Many Vietnamese officials objected furiously to Americans undertaking criminal investigations on their soil, so much so that investigators at times feared for their safety. Consider this report on a State Department attempt to investigate a child's suspicious "abandonment" in a hospital in Can Tho, in the Mekong Delta near Vietnam's southern tip, where the investigator, Chris Brown, was refused entry: "Ominously... the Vietnamese government says we have to give them the exact details in advance ‘in order to avoid problem as occurred in An Giang province on October 10, 2007 and to ensure the safety and smooth coordination for the delegations of the Consulate General traveling outside consular district.' I say ‘ominous' because that certainly could be read as a direct threat."
The documents reveal that Vietnamese officials blocked U.S. embassy investigators from researching orphans' origins in 17 of Vietnam's 63 provinces between 2007 and 2008, often with police or other Vietnamese officials physically blocking the U.S. employees from entering a building or ordering them to leave a province.
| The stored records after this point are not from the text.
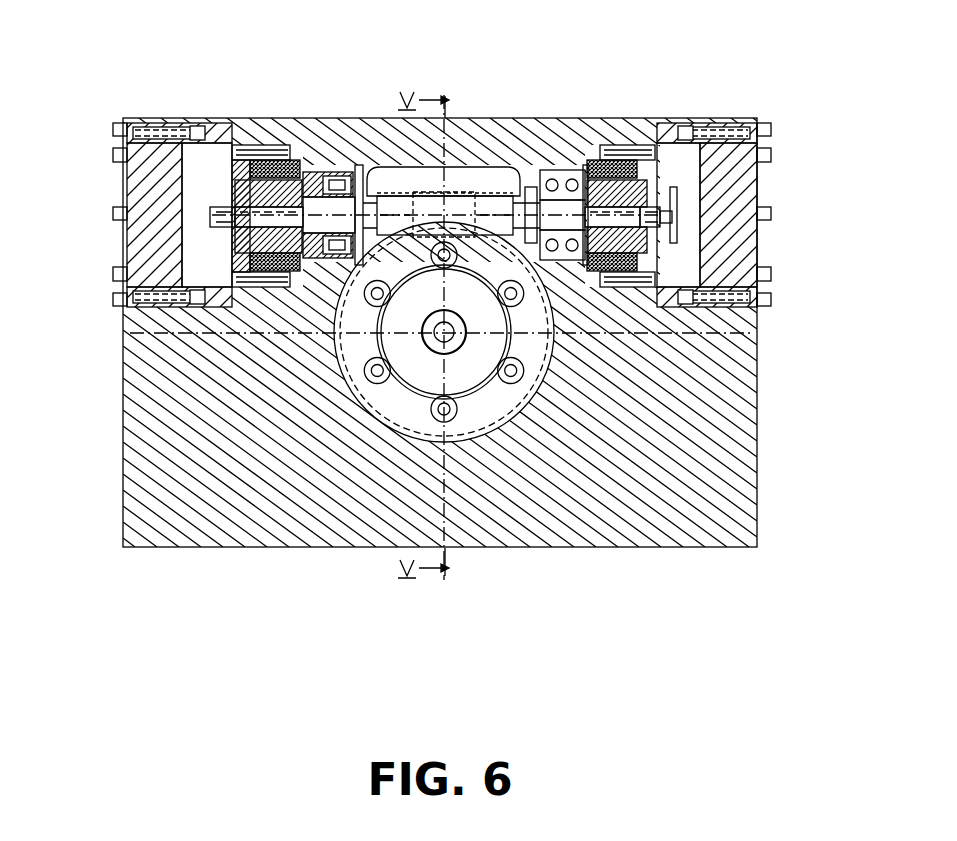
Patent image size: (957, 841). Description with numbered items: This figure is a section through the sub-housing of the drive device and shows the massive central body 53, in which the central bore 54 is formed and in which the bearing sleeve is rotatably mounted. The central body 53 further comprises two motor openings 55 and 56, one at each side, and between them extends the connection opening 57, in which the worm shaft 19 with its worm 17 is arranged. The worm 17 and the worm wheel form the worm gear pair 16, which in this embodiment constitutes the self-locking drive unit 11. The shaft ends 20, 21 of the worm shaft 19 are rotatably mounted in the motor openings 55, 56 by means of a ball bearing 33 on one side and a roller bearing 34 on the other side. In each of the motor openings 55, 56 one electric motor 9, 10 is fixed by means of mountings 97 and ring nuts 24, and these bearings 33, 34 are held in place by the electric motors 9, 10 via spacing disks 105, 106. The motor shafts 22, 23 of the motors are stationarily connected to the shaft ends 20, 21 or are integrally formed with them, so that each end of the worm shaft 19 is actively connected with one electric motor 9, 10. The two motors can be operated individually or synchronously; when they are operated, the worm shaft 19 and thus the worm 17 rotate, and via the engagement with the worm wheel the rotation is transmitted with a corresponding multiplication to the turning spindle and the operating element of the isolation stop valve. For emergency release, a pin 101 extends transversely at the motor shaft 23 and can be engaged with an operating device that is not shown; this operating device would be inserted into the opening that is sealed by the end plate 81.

The electric motor 9 is at (262, 175).
The electric motor 10 is at (620, 205).
The self-locking drive unit 11 is at (455, 183).
The worm gear pair 16 is at (459, 118).
The worm 17 is at (428, 207).
The worm shaft 19 is at (397, 205).
The shaft end 20 is at (322, 230).
The shaft end 21 is at (548, 262).
The motor shaft 22 is at (300, 268).
The motor shaft 23 is at (590, 260).
The ring nut 24 is at (245, 262).
The ball bearing 33 is at (578, 175).
The roller bearing 34 is at (330, 165).
The central body 53 is at (745, 448).
The central bore 54 is at (498, 423).
The motor opening 55 is at (212, 160).
The motor opening 56 is at (665, 140).
The connection opening 57 is at (505, 173).
The end plate 81 is at (133, 197).
The mounting 97 is at (242, 160).
The pin 101 is at (735, 205).
The spacing disk 105 is at (590, 165).
The spacing disk 106 is at (305, 172).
These investigations were difficult, dangerous, time-consuming -- and worst of all, didn't necessarily stop wrongful adoptions. "Because the decisions of USCIS can be appealed -- ultimately to the federal court system -- denials must be extremely well documented with solid evidence," as one document explained. "Well-documented" means, in practice, that either a birth family has to ask for the child back or someone has to confess to having done something wrong, a highly unlikely occurrence because Vietnamese police themselves were involved in either soliciting or covering up the purchase and sale of children, according to both these documents and USCIS orphan visa appeals denials posted online. And so even when the embassy was all but certain that a child had been fraudulently taken from a birth family -- but did not have evidence strong enough to stand up against the necessary "preponderance of the evidence" standard in court -- it still at times had to allow an American family to bring home that child.